Since I had to deal with digging the trenches in the first place, I'm going to run some extra conduit and cap the ends. Conduit is cheap. Trench digging time isn't.

What the hell. I'll calculate it out:

My 90 degree elbows with a 1 foot radius will cost me $1.58 each. Ten foot conduit sections cost $2.79 and couplers are $.66.

Four elbows, one coupler and five pieces of conduit for power to workshop load center.
Four elbows, Five pieces of conduit for data to small shed from house.
Two elbows, one piece of conduit and one coupler for spare to workshop.
Three elbows, two pieces of conduit and one coupler for spare to small shed.
Two elbows, one piece of conduit for link between small shed and workshop.
Two elbows, one piece of conduit for spare between small shed and workshop.

Total so far:
$26.86 - Seventeen elbows
$2 - Three couplers
$41.85 - Fifteen 10' pieces of conduit
---
$75.38 (including Utah 6.6% sales tax)

I'm sure there's more to it than that. The spares have me capping with a scrap vertical piece, not leading directly into an elbow.
 
After the power project for the shop is done, I need to work on getting power to my storage bay for the WiFi shot and lighting. Other than the few watts constant drain from the wifi bridge, I won't be using much energy there. Sixty watts of lights, if that, for a few hours at a time during the dark months (sun setting at 4:30 kind of screws things up). Peak drain would probably be about 600W aside from inrush current.

Hmmmmm...

http://www.harborfreight.com/45-watt-solar-panel-kit-90599.html

I have a few UPS batteries that aren't good enough for that kind of abusive work anymore, but could easily wire up in parallel to run a 600W inverter.
 
the last pic looks like your just dug a shallow grave.


Im liking the work being done dude!
 
the last pic looks like your just dug a shallow grave.


Im liking the work being done dude!

Thanks.

The way I felt while I was digging that part, I thought it was going to become my shallow grave.

Here it is now (using new domain for these imgs):

DSCN9577s.jpg


The trench elbow
DSCN9578s.jpg
 
Looks like I've got another project to work on simultaneously.

I got this from my brother because it let out a bunch of magic smoke. He had it built for him by some fly-by-night posers. This is going to suck, but I hope it's worth it in the end with the i7-940.

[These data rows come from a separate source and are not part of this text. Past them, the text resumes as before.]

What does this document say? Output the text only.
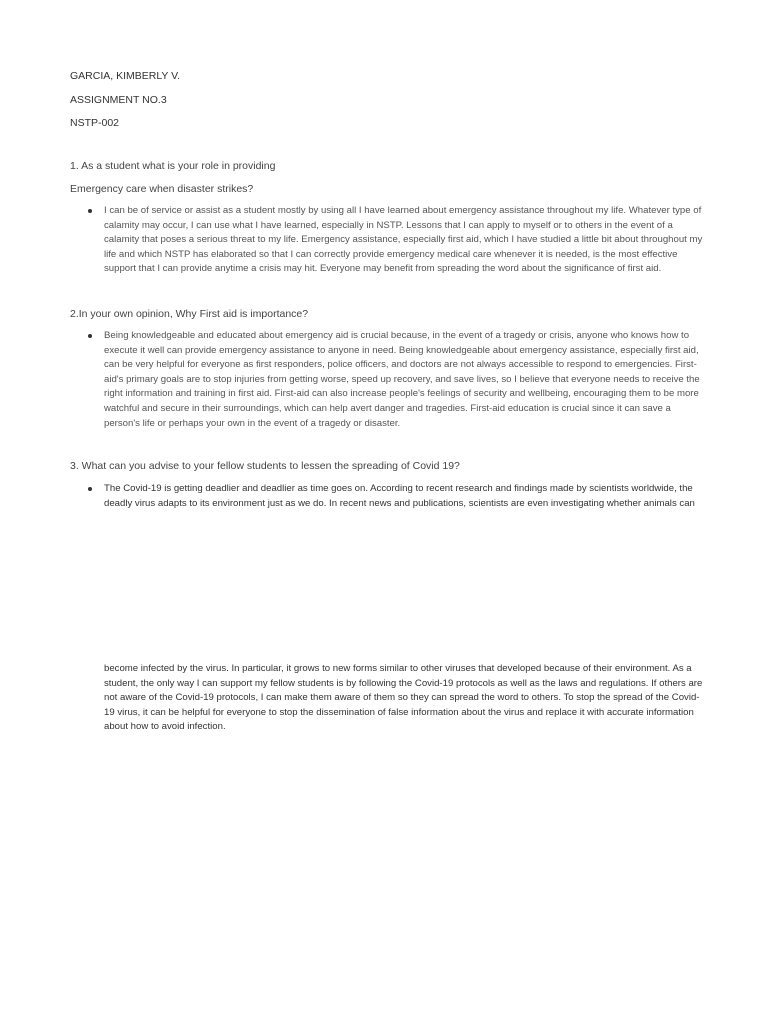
GARCIA, KIMBERLY V.
ASSIGNMENT NO.3
NSTP-002
1. As a student what is your role in providing
Emergency care when disaster strikes?
I can be of service or assist as a student mostly by using all I have learned about emergency assistance throughout my life. Whatever type of calamity may occur, I can use what I have learned, especially in NSTP. Lessons that I can apply to myself or to others in the event of a calamity that poses a serious threat to my life. Emergency assistance, especially first aid, which I have studied a little bit about throughout my life and which NSTP has elaborated so that I can correctly provide emergency medical care whenever it is needed, is the most effective support that I can provide anytime a crisis may hit. Everyone may benefit from spreading the word about the significance of first aid.
2.In your own opinion, Why First aid is importance?
Being knowledgeable and educated about emergency aid is crucial because, in the event of a tragedy or crisis, anyone who knows how to execute it well can provide emergency assistance to anyone in need. Being knowledgeable about emergency assistance, especially first aid, can be very helpful for everyone as first responders, police officers, and doctors are not always accessible to respond to emergencies. First-aid's primary goals are to stop injuries from getting worse, speed up recovery, and save lives, so I believe that everyone needs to receive the right information and training in first aid. First-aid can also increase people's feelings of security and wellbeing, encouraging them to be more watchful and secure in their surroundings, which can help avert danger and tragedies. First-aid education is crucial since it can save a person's life or perhaps your own in the event of a tragedy or disaster.
3. What can you advise to your fellow students to lessen the spreading of Covid 19?
The Covid-19 is getting deadlier and deadlier as time goes on. According to recent research and findings made by scientists worldwide, the deadly virus adapts to its environment just as we do. In recent news and publications, scientists are even investigating whether animals can
become infected by the virus. In particular, it grows to new forms similar to other viruses that developed because of their environment. As a student, the only way I can support my fellow students is by following the Covid-19 protocols as well as the laws and regulations. If others are not aware of the Covid-19 protocols, I can make them aware of them so they can spread the word to others. To stop the spread of the Covid-19 virus, it can be helpful for everyone to stop the dissemination of false information about the virus and replace it with accurate information about how to avoid infection.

http://hardforum.com/showthread.php?t=1530104

Look where they put the f**king radiator!!

DSC01847s.jpg

That has to be one of the worst builds I've ever seen.
 
That has to be one of the worst builds I've ever seen.

I rebuilt the poor girl. Been running perfectly since, aside from hating my Logitech Illuminated Keyboard (shift keys locked on return from sleep/standby, or even just not going to sleep/standby mode). I bought a dent-box G15 to replace that. No problems since.
 
I've learned a bit more about electrical codes. There are a lot of gotchas and I've taken it upon myself to ferret them out for this project.

Conduit spacing: My 1.25" conduit, when placed side-by-side(-by-side-by-side,etc) has to be spaced on 2.5" centers. I bought a 25-pack of pine stakes used for marking out construction sites and only really needed four so I can use the leftover stakes and some tie wire to keep the conduit spaced correctly along the run.

I'm sure there's more I'll learn in all this.